Comparação com 2019. Se comparamos esta sondagem com as sondagens feitas em 2019, igualmente a três semanas das eleições, há dados interessantes. Para isso, apoio-me na Poll of Polls do site europeu do jornal online Político, que pega, não numa sondagem, mas na ponderação das várias sondagens que são conhecidas em cada país. Vejamos, então, o que nos diz a comparação das sondagens em Portugal a três semanas das eleições de 2019 e a três semanas das eleições de 2022 (os últimos dados agregados do Político ainda não incluem o estudo de sábado do Público, mas os dois resultados coincidem quase totalmente).

  • PS estagnado nos 38%
  • Forte crescimento do PSD, que em 2019 estava nos 24% (acabou por ter 27% nas eleições, e as sondagens foram dando conta desse crescimento)
  • Erosão do espaço à esquerda do PS, sobretudo com a queda do BE (estava nos 10% em 2019)
  • Grande recomposição do território à direita do PSD: eclipse do CDS (tinha 5% de intenções de voto a três semanas das legislativas de 2019), e Chega e Iniciativa Liberal com crescimento meteórico.

 

Consequências. Estes rearranjos têm consequências na correlação de forças entre esquerda e direita: 

  • a três semanas das eleições de 2019, a esquerda toda junta (somando-lhe também o PAN), valia 59%; hoje, vale 53%, segundo o Público;
  • a direita, que valia 31% em 2019, subiu agora para os 44% na sondagem do Público (ou 43% na ponderação do Politico);
  • conclusão: a esquerda continua a segurar a maioria absoluta das intenções de voto (fica acima dos 50% com ou sem PAN, o tal partido que pode oscilar para um bloco ou para o outro). 
  • A direita toda junta subiu 13 pontos percentuais - graças ao crescimento exponencial da IL e do Chega, mas também do PSD; neste lado do espetro político só o CDS está em queda.
  • A esquerda toda junta perdeu 7 pontos percentuais, mais de metade por responsabilidade do BE, mas também com desgaste do PCP.

 

Regresso do bloco central. Numa eleição fortemente bipolarizada, sobretudo no apelo de António Costa ao voto útil da esquerda, as sondagens indicam que o peso do chamado bloco central pode voltar a crescer. O estudo de intenções de voto do Público dá 70% à soma de PS mais PSD. Ou seja, acima do que aconteceu nas legislativas de 2009, 2011, 2015 e 2019. 

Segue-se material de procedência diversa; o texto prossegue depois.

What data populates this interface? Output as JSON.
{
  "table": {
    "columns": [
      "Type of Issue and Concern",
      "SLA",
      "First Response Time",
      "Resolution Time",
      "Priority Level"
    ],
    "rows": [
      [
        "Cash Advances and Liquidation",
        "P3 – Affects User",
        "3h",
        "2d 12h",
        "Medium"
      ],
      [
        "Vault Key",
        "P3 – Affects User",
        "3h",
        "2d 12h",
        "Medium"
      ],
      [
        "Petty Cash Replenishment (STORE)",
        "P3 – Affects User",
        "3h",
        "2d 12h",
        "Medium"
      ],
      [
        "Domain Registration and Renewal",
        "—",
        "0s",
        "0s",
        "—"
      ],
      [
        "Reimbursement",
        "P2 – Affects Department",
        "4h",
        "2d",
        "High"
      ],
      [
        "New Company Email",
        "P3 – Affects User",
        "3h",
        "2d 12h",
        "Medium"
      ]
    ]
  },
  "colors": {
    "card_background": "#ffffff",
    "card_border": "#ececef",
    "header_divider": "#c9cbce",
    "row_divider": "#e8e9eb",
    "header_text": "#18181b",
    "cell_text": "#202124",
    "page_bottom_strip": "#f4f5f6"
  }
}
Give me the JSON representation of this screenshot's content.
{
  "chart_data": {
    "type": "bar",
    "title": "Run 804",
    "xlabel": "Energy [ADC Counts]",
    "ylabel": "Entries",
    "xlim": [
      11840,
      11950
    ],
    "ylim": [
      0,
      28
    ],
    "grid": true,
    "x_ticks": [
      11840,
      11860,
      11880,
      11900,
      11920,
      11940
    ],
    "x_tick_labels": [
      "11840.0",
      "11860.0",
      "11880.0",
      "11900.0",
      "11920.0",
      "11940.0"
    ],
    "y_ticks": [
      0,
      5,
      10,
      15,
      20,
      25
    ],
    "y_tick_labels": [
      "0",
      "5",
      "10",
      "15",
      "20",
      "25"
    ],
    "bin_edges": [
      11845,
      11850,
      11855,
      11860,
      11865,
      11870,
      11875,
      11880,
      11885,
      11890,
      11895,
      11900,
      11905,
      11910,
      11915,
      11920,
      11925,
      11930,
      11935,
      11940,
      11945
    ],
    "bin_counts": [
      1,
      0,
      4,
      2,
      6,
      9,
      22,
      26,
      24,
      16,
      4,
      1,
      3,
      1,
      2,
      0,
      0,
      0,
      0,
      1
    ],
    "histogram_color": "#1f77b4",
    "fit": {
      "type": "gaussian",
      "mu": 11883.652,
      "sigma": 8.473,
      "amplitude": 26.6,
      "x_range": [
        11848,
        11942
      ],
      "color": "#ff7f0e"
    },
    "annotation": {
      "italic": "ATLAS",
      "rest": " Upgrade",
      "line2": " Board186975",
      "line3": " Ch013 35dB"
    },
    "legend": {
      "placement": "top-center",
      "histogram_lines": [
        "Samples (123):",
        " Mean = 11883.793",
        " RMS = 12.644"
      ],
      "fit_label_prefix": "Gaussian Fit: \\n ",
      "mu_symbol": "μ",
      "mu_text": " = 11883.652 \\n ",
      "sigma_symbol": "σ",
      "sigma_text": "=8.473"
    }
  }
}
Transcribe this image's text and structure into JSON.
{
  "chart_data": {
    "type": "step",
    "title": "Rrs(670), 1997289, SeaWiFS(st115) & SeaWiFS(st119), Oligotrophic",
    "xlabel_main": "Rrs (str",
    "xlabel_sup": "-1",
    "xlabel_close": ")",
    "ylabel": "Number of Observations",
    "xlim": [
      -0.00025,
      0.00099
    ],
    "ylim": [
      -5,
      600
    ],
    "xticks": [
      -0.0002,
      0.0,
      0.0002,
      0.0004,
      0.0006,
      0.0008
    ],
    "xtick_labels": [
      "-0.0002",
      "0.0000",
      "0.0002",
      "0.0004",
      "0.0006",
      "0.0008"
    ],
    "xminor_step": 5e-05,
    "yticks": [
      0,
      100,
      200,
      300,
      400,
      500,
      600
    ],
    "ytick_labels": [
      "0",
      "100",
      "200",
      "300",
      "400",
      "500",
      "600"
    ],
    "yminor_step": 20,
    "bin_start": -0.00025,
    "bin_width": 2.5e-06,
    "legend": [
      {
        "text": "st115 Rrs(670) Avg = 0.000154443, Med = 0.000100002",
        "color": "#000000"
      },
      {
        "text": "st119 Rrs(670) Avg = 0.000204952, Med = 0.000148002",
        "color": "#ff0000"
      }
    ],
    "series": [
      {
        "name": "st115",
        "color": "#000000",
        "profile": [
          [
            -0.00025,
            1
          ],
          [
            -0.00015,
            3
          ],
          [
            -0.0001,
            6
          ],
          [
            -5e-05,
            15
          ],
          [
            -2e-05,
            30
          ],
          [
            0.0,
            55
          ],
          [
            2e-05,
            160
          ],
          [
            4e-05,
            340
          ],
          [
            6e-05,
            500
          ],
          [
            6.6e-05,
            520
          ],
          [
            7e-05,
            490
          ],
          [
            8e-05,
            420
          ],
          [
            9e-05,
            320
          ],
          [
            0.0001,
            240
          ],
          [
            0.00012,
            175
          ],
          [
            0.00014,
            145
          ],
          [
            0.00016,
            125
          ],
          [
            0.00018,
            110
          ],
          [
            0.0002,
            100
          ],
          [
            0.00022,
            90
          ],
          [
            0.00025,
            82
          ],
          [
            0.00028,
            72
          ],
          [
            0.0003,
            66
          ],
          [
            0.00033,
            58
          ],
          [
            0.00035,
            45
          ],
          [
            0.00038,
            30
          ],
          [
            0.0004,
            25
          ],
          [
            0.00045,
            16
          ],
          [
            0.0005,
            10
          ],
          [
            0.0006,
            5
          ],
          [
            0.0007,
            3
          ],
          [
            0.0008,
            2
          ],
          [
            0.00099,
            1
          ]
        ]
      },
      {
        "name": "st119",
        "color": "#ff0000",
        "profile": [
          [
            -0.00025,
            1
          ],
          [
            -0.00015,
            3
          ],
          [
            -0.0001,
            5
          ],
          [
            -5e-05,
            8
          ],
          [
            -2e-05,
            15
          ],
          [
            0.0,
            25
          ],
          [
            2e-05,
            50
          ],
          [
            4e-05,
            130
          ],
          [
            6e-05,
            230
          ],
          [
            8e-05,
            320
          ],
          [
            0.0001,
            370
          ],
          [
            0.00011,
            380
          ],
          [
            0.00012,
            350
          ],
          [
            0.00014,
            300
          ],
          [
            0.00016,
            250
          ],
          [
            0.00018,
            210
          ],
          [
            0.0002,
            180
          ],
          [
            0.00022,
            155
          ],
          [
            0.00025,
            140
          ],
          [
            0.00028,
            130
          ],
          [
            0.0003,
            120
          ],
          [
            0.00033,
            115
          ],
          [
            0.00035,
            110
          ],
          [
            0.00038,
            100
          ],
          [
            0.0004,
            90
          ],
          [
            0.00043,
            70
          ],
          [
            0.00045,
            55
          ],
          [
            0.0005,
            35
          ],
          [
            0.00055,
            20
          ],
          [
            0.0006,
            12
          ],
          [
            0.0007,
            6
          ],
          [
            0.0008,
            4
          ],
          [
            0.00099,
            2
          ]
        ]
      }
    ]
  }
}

Os dois grandes partidos do sistema receberam 64,1% dos votos em 2019. Foi um dos piores desempenhos eleitorais de sempre bloco central. Só por três vezes a soma dos dois partidos do “centrão” ficou abaixo desse valor, e isso aconteceu sempre na primeira década da nossa democracia, antes das maiorias absolutas de Cavaco Silva, que marcaram um antes e um depois na nossa história eleitoral, retirando peso aos partidos à esquerda e à direita dos dois grandes.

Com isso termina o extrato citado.